A quase totalidade da população das Antilhas Francesas (2.835 km2 e 850.000 habitantes) e da Guiana Francesa (83.000 km2 e 250.000 habitantes) é de origem africana. 

A MESTIÇAGEM E AS INTERAÇÕES CULTURAIS 

Dois franceses, Carmen Bernand e Serge Gruzinski, escreveram a obra mais importante que conheço sobre os processos de miscigenação na América [1] . 

Esses historiadores analisam exaustivamente os processos de mestiçagem no Hemisfério, que diferiram muito consoante as regiões. 

Chamam nomeadamente a atenção para uma realidade pouco estudada. No México e no Peru, os conquistadores espanhóis massacraram sistematicamente as elites que detinham o poder e o saber. Mas os capitães peninsulares pouparam as mulheres das classes altas de Tenochtitlan e do Incário e em muitos casos casaram com elas. 

Os filhos dessas uniões foram educados como espanhóis e muitos deles destacaram-se como pioneiros de uma nova cultura que fundia os valores da asteca, da inca e da europeia. 
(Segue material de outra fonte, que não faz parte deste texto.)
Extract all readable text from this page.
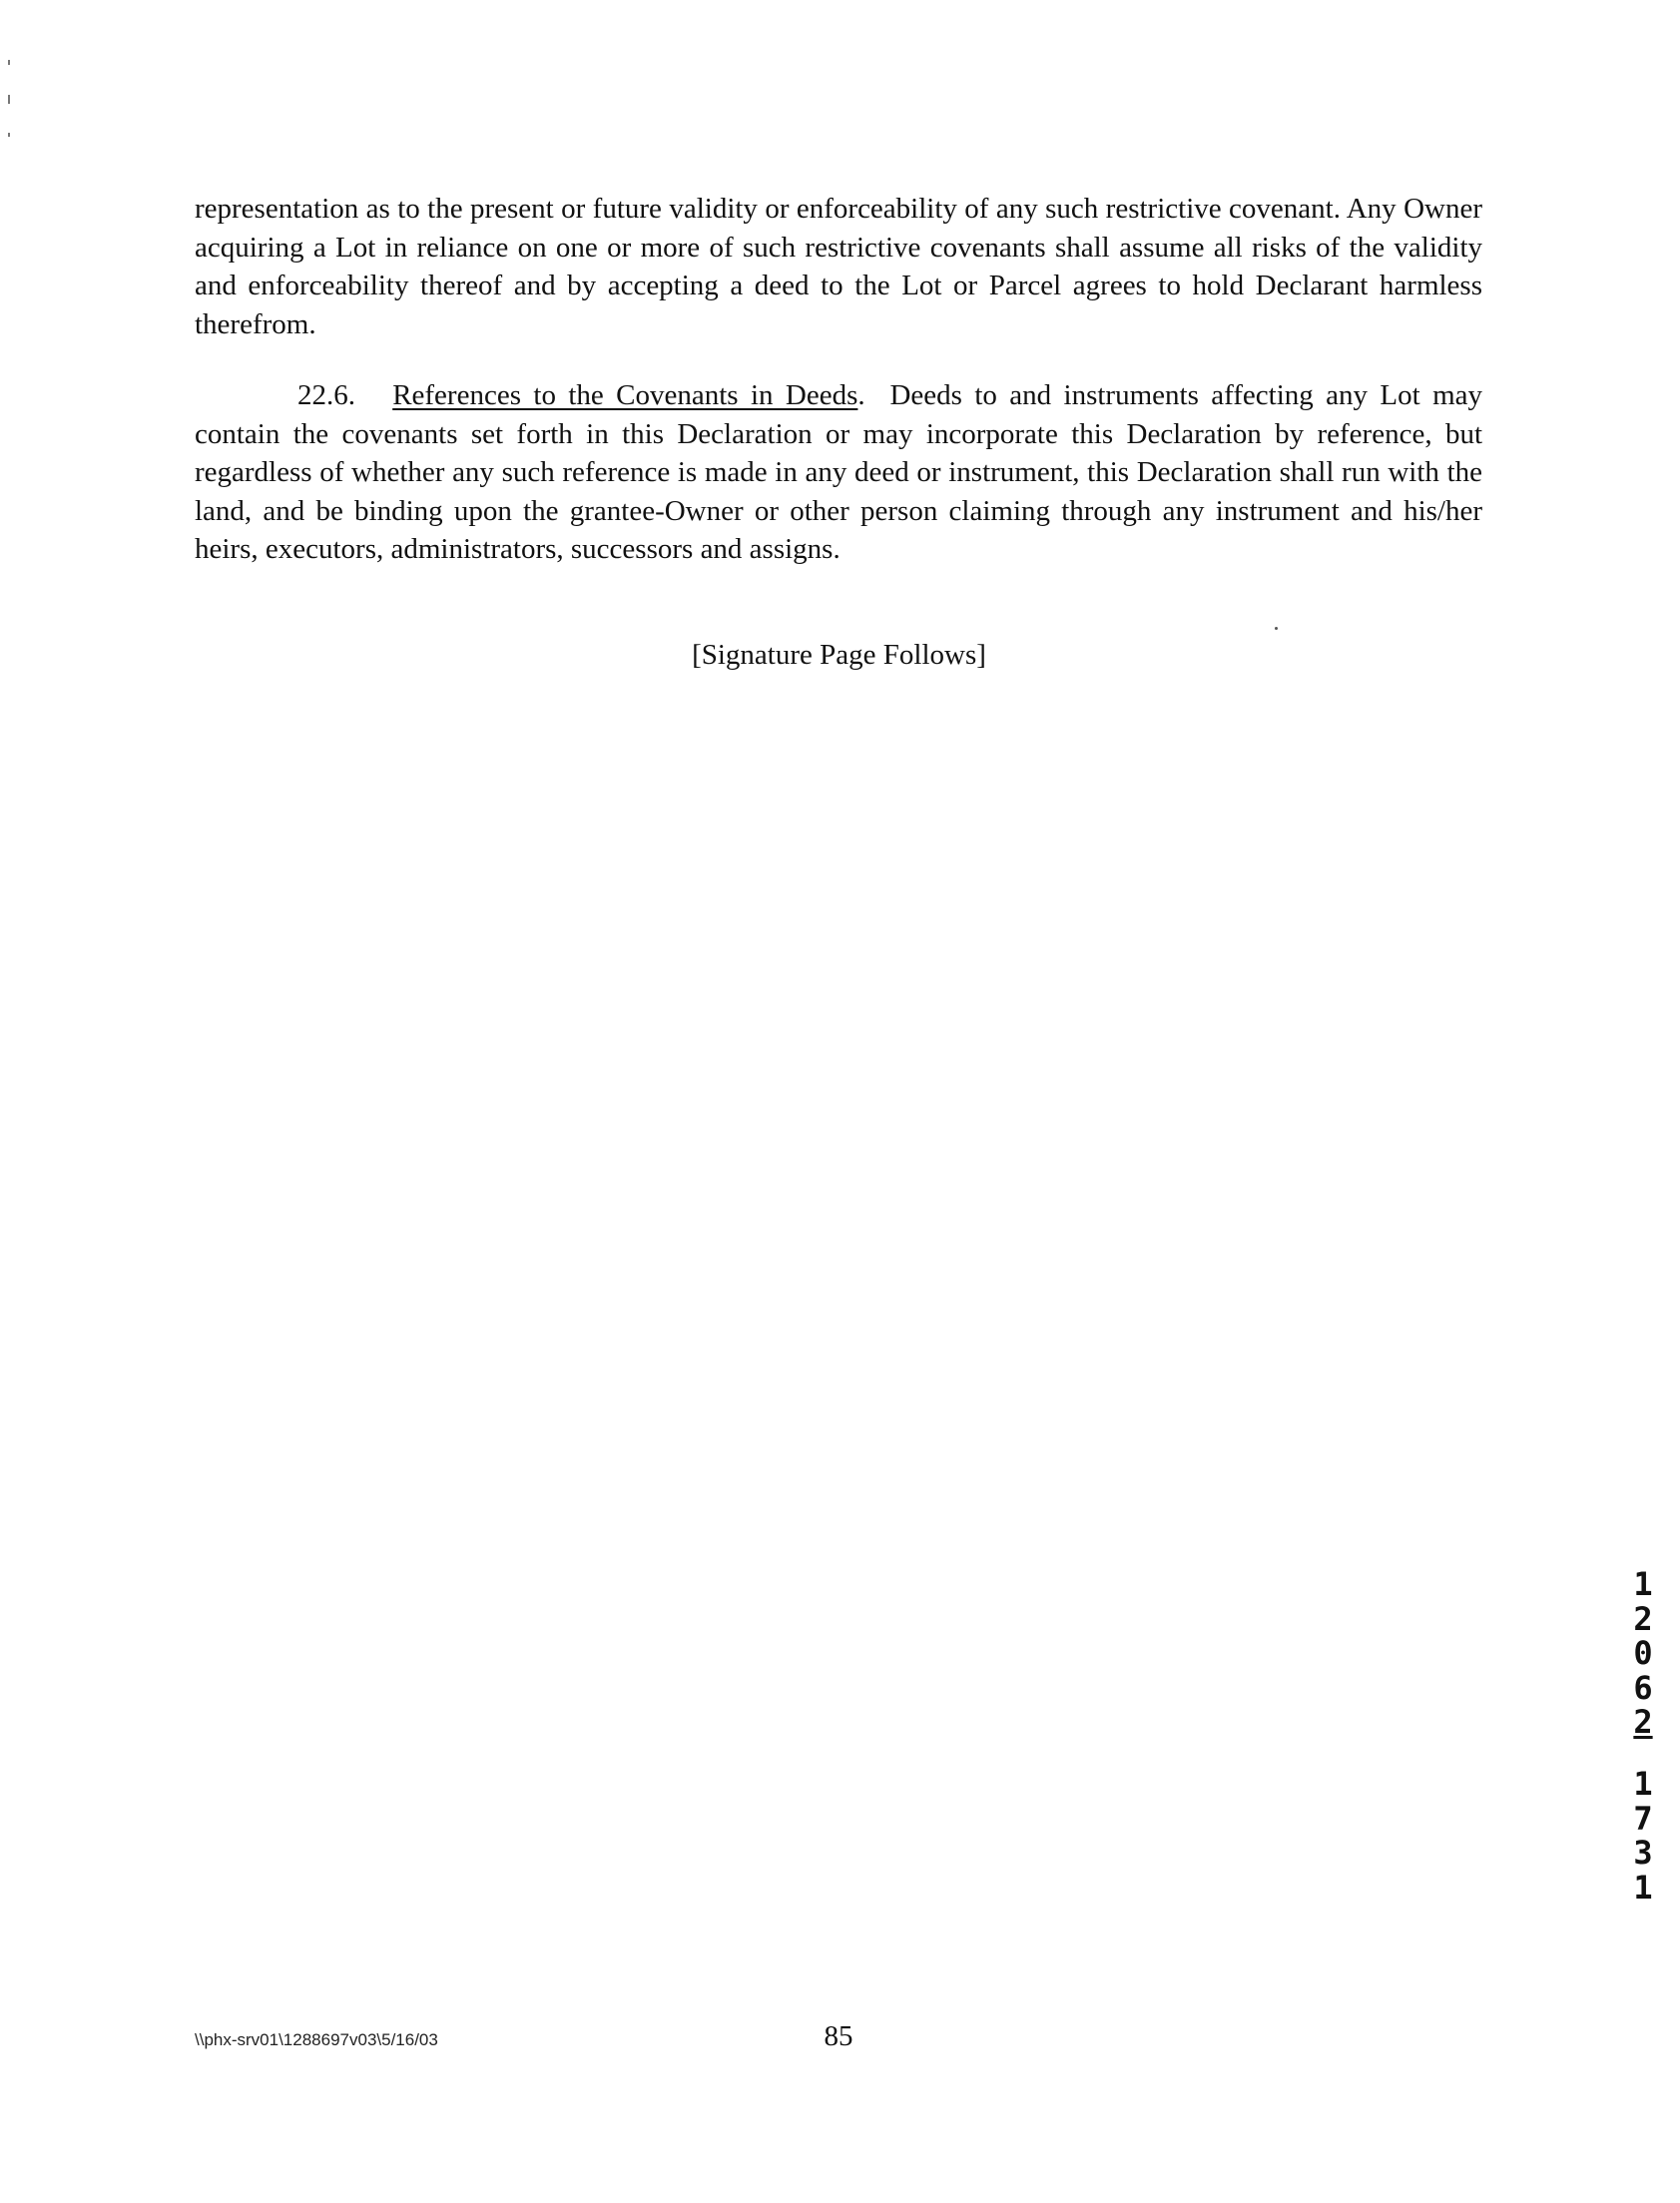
representation as to the present or future validity or enforceability of any such restrictive covenant. Any Owner acquiring a Lot in reliance on one or more of such restrictive covenants shall assume all risks of the validity and enforceability thereof and by accepting a deed to the Lot or Parcel agrees to hold Declarant harmless therefrom.

22.6. References to the Covenants in Deeds. Deeds to and instruments affecting any Lot may contain the covenants set forth in this Declaration or may incorporate this Declaration by reference, but regardless of whether any such reference is made in any deed or instrument, this Declaration shall run with the land, and be binding upon the grantee-Owner or other person claiming through any instrument and his/her heirs, executors, administrators, successors and assigns.

[Signature Page Follows]
1
2
0
6
2
1
7
3
1
\\phx-srv01\1288697v03\5/16/03	85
É conhecido o caso de Garcilaso de la Vega, autor de uma obra clássica da historiografia espanhola. Sua mãe era uma princesa inca e seu pai um capitão espanhol. 

Martin, o filho de Hernan Cortês e de Dona Marina, uma asteca de origem nobre, também se distinguiu pela sua intervenção na História. 

O México gerou um notável historiador mestiço, Fernando Alva Ixtlixochitl, descendente dos reis de Tenochtitlan e Texcoco. 

A partir de meados do século XVI o nauhatl – a língua mais falada no planalto central mexicano – passou a ser escrito no alfabeto latino. As elites indígenas tiveram acesso à cultura do Renascimento no século de ouro espanhol. 

No México surgiu uma geração de escritores, músicos e pintores mestiços cujas obras, pela criatividade e imaginação, expressavam uma nova cultura, síntese e fusão das autóctones e da introduzida pelos conquistadores. E isso ocorreu também no Peru, berço de outra das grandes civilizações do Novo Mundo, a dos incas.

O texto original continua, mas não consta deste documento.